Revamp of a classic tuner wows crix
CHICAGO — New York may have just discovered the Chicago-honed talents of Mary Zimmerman of “Metamorphoses” and Greg Kotis of “Urinetown.” But that’s old news in the Windy City, where the buzz this spring has been all about two pianos, “My Fair Lady” and a fellow named Gary Griffin.
Griffin’s revisionist revival of the Lerner & Loewe tuner, which uses a cast of only eight actors, has received a raft of rave reviews. One respected longtime Chi critic, Jeff Rosen of Gay Chicago, declared the Court Theater Co. production to be the best show he’d ever seen in Chicago in some 30 years of theatergoing. Others may not have gone quite that far, but words like “masterpiece” have been banded about, and Griffin’s “My Fair Lady” is the odds-on favorite to take all the honors at the Joseph Jefferson Awards ceremony in November.

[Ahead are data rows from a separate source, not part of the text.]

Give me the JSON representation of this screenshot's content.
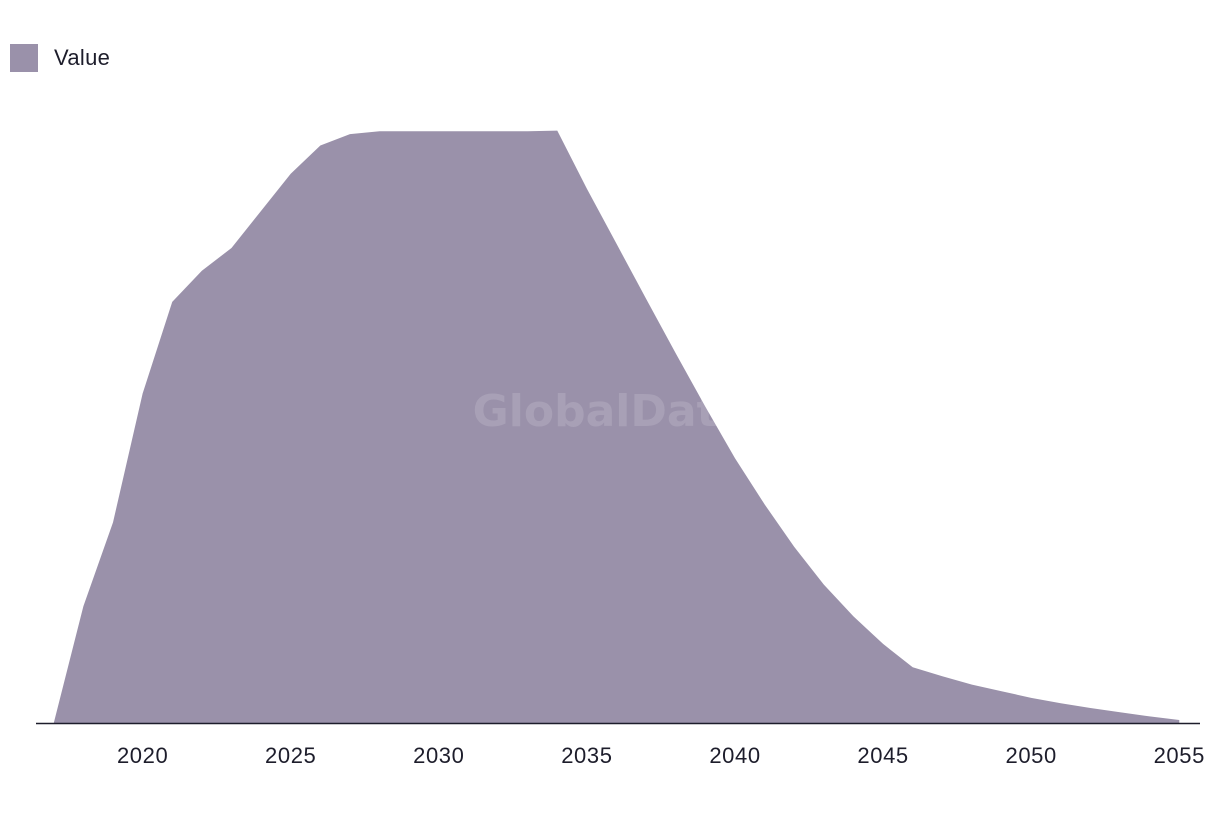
{
  "legend": {
    "label": "Value",
    "color": "#9a91aa"
  },
  "watermark": "GlobalData",
  "chart_data": {
    "type": "area",
    "title": "",
    "xlabel": "",
    "ylabel": "",
    "x_ticks": [
      "2020",
      "2025",
      "2030",
      "2035",
      "2040",
      "2045",
      "2050",
      "2055"
    ],
    "xlim": [
      2016.4,
      2055.7
    ],
    "ylim": [
      0,
      100
    ],
    "grid": false,
    "legend_position": "top-left",
    "series": [
      {
        "name": "Value",
        "color": "#9a91aa",
        "x": [
          2017,
          2018,
          2019,
          2020,
          2021,
          2022,
          2023,
          2024,
          2025,
          2026,
          2027,
          2028,
          2029,
          2030,
          2031,
          2032,
          2033,
          2034,
          2035,
          2036,
          2037,
          2038,
          2039,
          2040,
          2041,
          2042,
          2043,
          2044,
          2045,
          2046,
          2047,
          2048,
          2049,
          2050,
          2051,
          2052,
          2053,
          2054,
          2055
        ],
        "values": [
          0,
          19.5,
          33.5,
          55,
          70.3,
          75.5,
          79.3,
          85.5,
          91.7,
          96.4,
          98.3,
          98.8,
          98.8,
          98.8,
          98.8,
          98.8,
          98.8,
          98.9,
          89.2,
          80,
          70.8,
          61.7,
          52.8,
          44.2,
          36.5,
          29.4,
          23.1,
          17.8,
          13.2,
          9.3,
          7.8,
          6.4,
          5.3,
          4.2,
          3.3,
          2.5,
          1.8,
          1.1,
          0.5
        ]
      }
    ]
  }
}
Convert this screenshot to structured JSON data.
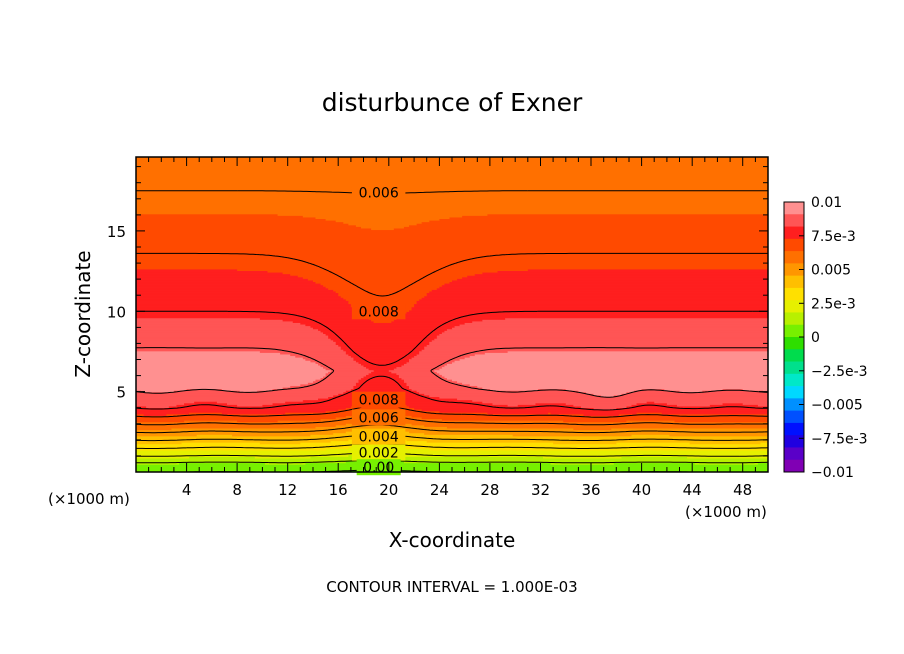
{
  "chart_data": {
    "type": "heatmap",
    "title": "disturbunce of Exner",
    "xlabel": "X-coordinate",
    "ylabel": "Z-coordinate",
    "x_unit": "(×1000 m)",
    "z_unit": "(×1000 m)",
    "footer": "CONTOUR INTERVAL = 1.000E-03",
    "xlim": [
      0,
      50
    ],
    "ylim": [
      0,
      19.6
    ],
    "x_ticks": [
      4,
      8,
      12,
      16,
      20,
      24,
      28,
      32,
      36,
      40,
      44,
      48
    ],
    "y_ticks": [
      5,
      10,
      15
    ],
    "contour_interval": 0.001,
    "contour_profile": {
      "z": [
        0,
        0.6,
        1.0,
        1.5,
        2.0,
        2.5,
        3.0,
        3.5,
        4.0,
        4.6,
        5.2,
        6.3,
        7.5,
        10.0,
        13.6,
        17.5,
        19.6
      ],
      "value": [
        0.0,
        0.001,
        0.002,
        0.003,
        0.004,
        0.005,
        0.006,
        0.007,
        0.008,
        0.0085,
        0.0092,
        0.0097,
        0.0091,
        0.008,
        0.007,
        0.006,
        0.0056
      ]
    },
    "contour_labels": [
      {
        "text": "0.006",
        "x": 19.2,
        "z": 17.4
      },
      {
        "text": "0.008",
        "x": 19.2,
        "z": 10.0
      },
      {
        "text": "0.008",
        "x": 19.2,
        "z": 4.5
      },
      {
        "text": "0.006",
        "x": 19.2,
        "z": 3.4
      },
      {
        "text": "0.004",
        "x": 19.2,
        "z": 2.2
      },
      {
        "text": "0.002",
        "x": 19.2,
        "z": 1.2
      },
      {
        "text": "0.00",
        "x": 19.2,
        "z": 0.3
      }
    ],
    "colorbar": {
      "vmin": -0.01,
      "vmax": 0.01,
      "tick_labels": [
        "0.01",
        "7.5e-3",
        "0.005",
        "2.5e-3",
        "0",
        "−2.5e-3",
        "−0.005",
        "−7.5e-3",
        "−0.01"
      ],
      "tick_values": [
        0.01,
        0.0075,
        0.005,
        0.0025,
        0,
        -0.0025,
        -0.005,
        -0.0075,
        -0.01
      ],
      "colors": [
        "#ff9090",
        "#ff5555",
        "#ff1f1f",
        "#ff4a00",
        "#ff7000",
        "#ff9600",
        "#ffbf00",
        "#ffe000",
        "#e6f000",
        "#b8f000",
        "#77f000",
        "#2ede00",
        "#00dc4d",
        "#00e08c",
        "#00e8c8",
        "#00d8ff",
        "#0090ff",
        "#0050ff",
        "#0010ff",
        "#2000e0",
        "#5a00c8",
        "#8000b4"
      ]
    }
  }
}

This is merely the latest in a long series of musical smashes for Griffin, an Illinois-born, Illinois-trained freelance director who works at nonprofits all over town. He’s carved out an interesting niche, pulling apart big tuners and then re-imagining them on a smaller scale by placing greater emphasis on character and nuance.
For all the ink devoted to the ongoing vibrancy of the Chi theater community, musicals have remained a weak spot. Local commercial players such as the Marriott Theater in Lincolnshire and the Drury Lane Theater in Oakbrook have decent reputations for reviving old musicals and producing them at a level comparable to the Paper Mill Playhouse and the Goodspeed Opera House, but unless we’re talking grungefests like “Urinetown,” few associate Chicago with the development of the musical, chamber or otherwise.
Although he’s still largely unknown outside Chicago, Griffin has been trying to change that. He got a flicker of national attention last summer with his arena-style revival of Stephen Sondheim’s rarely seen “Pacific Overtures” for the Chicago Shakespeare Theater, which used a racially diverse cast of only 10 men (instead of the original 19). Remarkably, Griffin managed to negotiate a sure course between parody and theatricalism on the one hand — and cultural veracity and political verisimilitude on the other. The result was a beguiling, fascinating show rooted in its epoch and Japanese geography, but full of sly surprises at every turn.
The concept got praise from out-of-town scribes and its composer, and it attracted a small contingent of Gotham producers, who were sniffing around town. But ultimately it went nowhere.
This latest “My Fair Lady” probably will suffer the same fate, given that Trevor Nunn’s huge London revival is on everyone’s agenda. Griffin’s production, though, could not be more different.
Employing a two-piano version of the score that was approved by Frederick Loewe back in the 1950s, Griffin’s version uses only 10 actors — Kate Fry and Kevin Gudahl are Ms. Doolittle and Mr. Higgins — and has minimal choreography.
It’s produced on a thrust stage in the intimate 345-seat Chicago Center for the Performing Arts, a new theater located just west of Michigan Avenue, which the Court rented for the occasion.
“We wanted to do a distilled version,” Griffin says. “We thought there might be an opportunity for the musical moments to reveal intimate events in the lives of the characters.”
The experiment, it’s widely agreed, has been very successful.
Remarkably fresh and revisionist, the show feels like “Pygmalion” with songs, rather than a separate Broadway concoction. Henry Higgins’ issues with sex and control over Eliza are thrown in sharper relief. And in a show where it feels like every piece of the musical was ripped apart and put back together, Shavian lucidity on issues of class, power and gender have never been clearer.